Decorating
the Christmas tree was a family tradition that created competing emotions. It
was exciting to plan the holiday music playlist, stacking the long-playing
records on the hi-fi. The carols would embellish the joyful, fa-la-la
experience.
Anticipation
would border on anxiety, however. Would the chosen tree be too tall and brush
the ceiling, leaving no space for the Christmas angel to ascend to the tip-top?
Would the base of the trunk be too fat to fit within the red ring of the tree
stand?
What
is the rule? Measure twice and cut once? My father was a trial-and-error kind
of guy. My mother was an “I told you so” type of supervisor.
Inside
the big box marked “Christmas lights” lurked one of the great mysteries of the
yuletide. How did those strings of multi-colored, jumbo-sized tree lights
always manage to devilishly tangle themselves up while lying dormant in the
basement during the 11-month off-season?
Cousin
Marc had a term for it – the “knot before Christmas.”
After
the lights were looped around the tree and stuffed inside to fill any gaps, it
was easy-peasy in those days to just switch the bulbs around if one refused to
light or it there were too many of one color clustered together.
Hanging
the ornaments was the best part of the process. Each ball or trinket had a
memory of a Christmas past. Cardinals in a nest were special. They always had a
reserved place on an outer bough at child’s-eye level.
The
finishing touch, however, was always the application of the silver icicles,
also known in some regions as tinsel. Ugh.
Christmas
tree icicles were invented in Nuremberg, Germany, in 1610. Originally made from
extruded silver that was pounded flat and cut into thin strips, the product was
called “lametta.” Since silver tarnishes, tinsel was later made of tin (of
course!). Today, lametta is made of shiny plastic materials.
Lametta
was a good name for those pesky, staticky strands that caused generations of
children to wail, whine, moan and express other sounds of lamentation when
asked to help carefully place icicles on the branches. (No tossing was allowed.
Just as well throw me in the briar patch.)
Rosemary
Washington, a watercolorist and writer based in Seattle, Wash., recalls how her
mother instructed her and eight siblings how to carefully lay icicles “strand
by single strand, over the needled branches.”
Washington
wrote: “I soon grew weary of the tedious task of decking our tree with tinsel.
It was so tempting to apply it in clumps, because strand-by-strand was soooo
slow!”
(A
word to Ms. Washington: “Put yourself in the shoes of an only child.”)
“Mother
was so frugal that she saved tinsel from year to year,” Washington said. “That
meant that once the holidays were over, we’d have to carefully remove the
tinsel, and drape it over our hands so the strands wouldn’t get tangled…another
laborious job.”
Clare
Ansberry of The Wall Street Journal once wrote: “Tinsel is like
fruitcake. People either love those thin, silvery strands of plastic or they
hate it.”
Susan
Vollenweider of Smithville, Mo., is a foe. “I’m an anti-tinselist,” she said.

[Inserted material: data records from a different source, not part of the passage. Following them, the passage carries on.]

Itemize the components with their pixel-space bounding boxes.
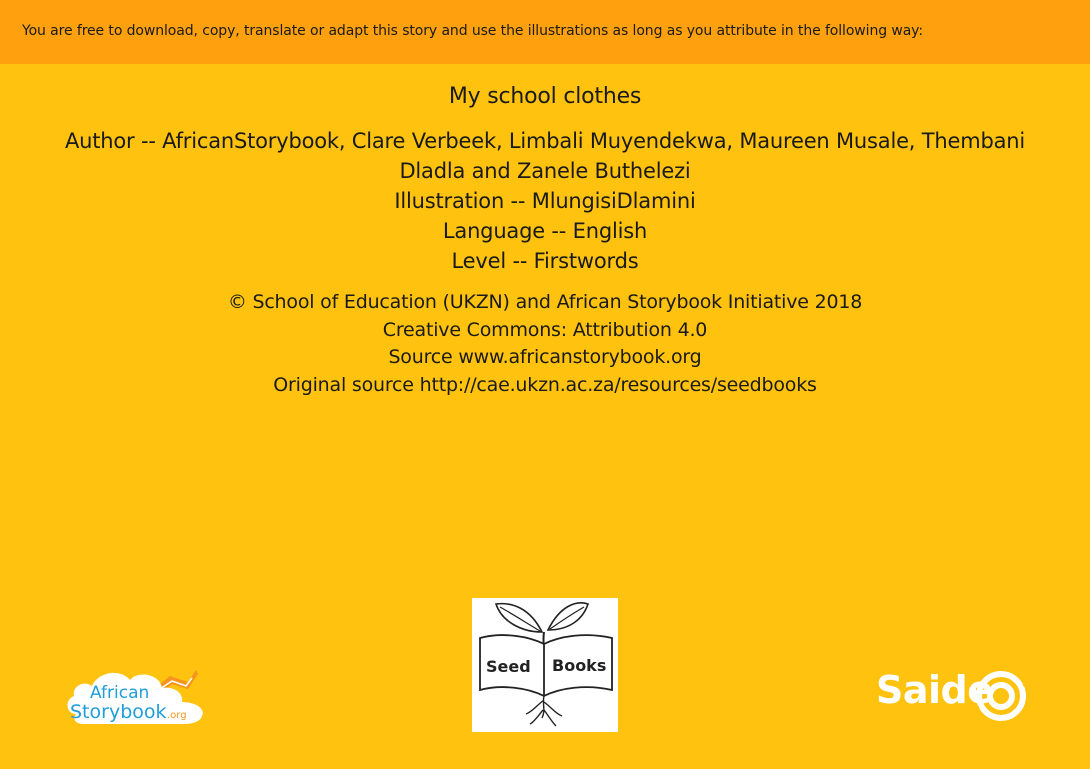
seed-books-word1: Seed — [486, 657, 531, 676]
credits-section: My school clothes Author -- AfricanStory… — [0, 82, 1090, 399]
original-source-line: Original source http://cae.ukzn.ac.za/re… — [273, 373, 817, 396]
level-line: Level -- Firstwords — [451, 249, 639, 273]
illustration-line: Illustration -- MlungisiDlamini — [394, 189, 696, 213]
author-line: Author -- AfricanStorybook, Clare Verbee… — [64, 129, 1026, 183]
saide-logo: Saide — [874, 664, 1030, 726]
story-title: My school clothes — [448, 84, 642, 109]
asb-logo-line1: African — [90, 683, 149, 703]
asb-logo-suffix: .org — [167, 710, 187, 721]
seed-books-logo: Seed Books — [472, 598, 618, 732]
license-line: Creative Commons: Attribution 4.0 — [382, 318, 708, 341]
asb-logo-line2: Storybook — [70, 701, 167, 723]
seed-books-word2: Books — [552, 656, 606, 675]
rights-block: © School of Education (UKZN) and African… — [0, 289, 1090, 399]
language-line: Language -- English — [442, 219, 648, 243]
african-storybook-cloud-icon: African Storybook .org — [67, 670, 203, 724]
african-storybook-logo: African Storybook .org — [64, 656, 206, 726]
credits-block: Author -- AfricanStorybook, Clare Verbee… — [55, 126, 1035, 276]
source-line: Source www.africanstorybook.org — [388, 346, 702, 368]
saide-ring-icon — [974, 667, 1028, 724]
copyright-line: © School of Education (UKZN) and African… — [227, 291, 863, 313]
attribution-notice-text: You are free to download, copy, translat… — [22, 23, 923, 39]
attribution-notice-bar: You are free to download, copy, translat… — [0, 0, 1090, 64]
seed-books-sprout-icon: Seed Books — [479, 602, 613, 727]
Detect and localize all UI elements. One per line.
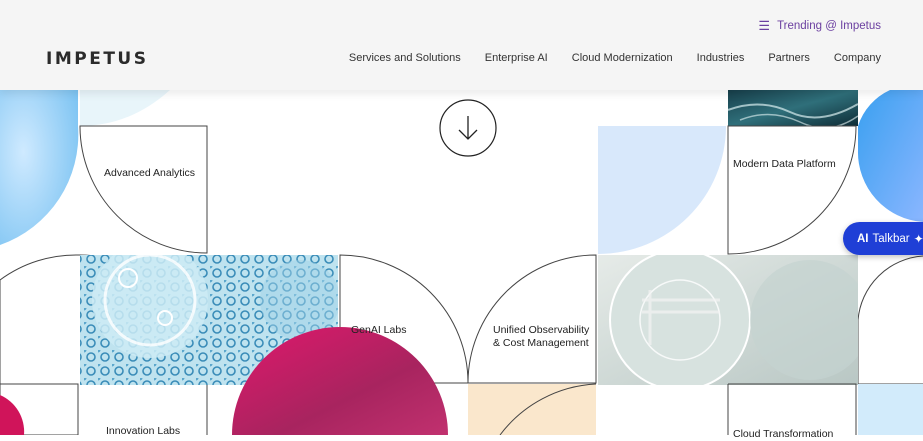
- tile-advanced-analytics[interactable]: Advanced Analytics: [104, 167, 195, 180]
- scroll-down-button[interactable]: [440, 100, 496, 156]
- tile-genai-labs[interactable]: GenAI Labs: [351, 324, 406, 337]
- nav-partners[interactable]: Partners: [768, 52, 810, 64]
- tile-unified-line1: Unified Observability: [493, 324, 590, 336]
- sparkle-icon: ✦: [913, 231, 923, 246]
- nav-services-and-solutions[interactable]: Services and Solutions: [349, 52, 461, 64]
- trending-label: Trending @ Impetus: [777, 19, 881, 32]
- nav-enterprise-ai[interactable]: Enterprise AI: [485, 52, 548, 64]
- logo[interactable]: IMPETUS: [46, 49, 148, 69]
- talkbar-label: Talkbar: [872, 232, 910, 245]
- ai-talkbar-button[interactable]: AI Talkbar ✦: [843, 222, 923, 255]
- trending-link[interactable]: ☰ Trending @ Impetus: [758, 19, 881, 32]
- tile-modern-data-platform[interactable]: Modern Data Platform: [733, 158, 836, 171]
- talkbar-ai: AI: [857, 232, 869, 245]
- tile-innovation-labs[interactable]: Innovation Labs: [106, 425, 180, 438]
- main-nav: Services and Solutions Enterprise AI Clo…: [349, 52, 881, 64]
- tile-unified-line2: & Cost Management: [493, 337, 589, 349]
- tile-unified-observability[interactable]: Unified Observability & Cost Management: [493, 324, 589, 350]
- blue-shape: [0, 90, 79, 245]
- site-header: IMPETUS ☰ Trending @ Impetus Services an…: [0, 0, 923, 90]
- menu-icon: ☰: [758, 18, 771, 33]
- nav-company[interactable]: Company: [834, 52, 881, 64]
- nav-industries[interactable]: Industries: [697, 52, 745, 64]
- nav-cloud-modernization[interactable]: Cloud Modernization: [572, 52, 673, 64]
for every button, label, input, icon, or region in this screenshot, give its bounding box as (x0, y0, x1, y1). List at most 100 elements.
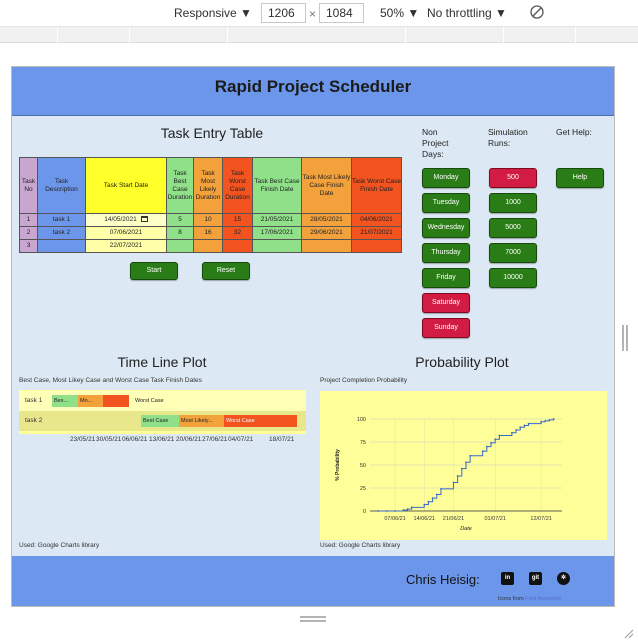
likely-finish-cell: 29/06/2021 (301, 226, 352, 240)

Icicles are full of static, sticking “to everything but the tree.”
It’s
true. For weeks after the tree has been cleared away, the dagnabbit lametta
will still turn up around the house, like a Christmas memory for your vacuum
cleaner.
“I
burn through enough vacuum cleaners without tinsel,” Vollenweider remarked.
Perhaps
we should show lametta and tinsel and icicles some mercy…and reflect on the
timeless Ukrainian story about the spider and the Christmas tree.
Years
and years ago, a poor widow and all her children, living in a tumble-down
shack, went to bed on Christmas Eve with heavy hearts. They had grown a tree
that they brought inside, but there was no money for ornaments to decorate the
tree.
Spiders
inhabiting the attic of the humble abode heard the sobs of the children and
their sad cries. The spiders decided they would not leave the Christmas tree
bare.
They
crept downstairs under the cloak of darkness and crawled all over the tree
spinning intricate webs. When the Christkind came, he saw what had happened…and
transformed the spider webs into silver strands that shimmered in candlelight.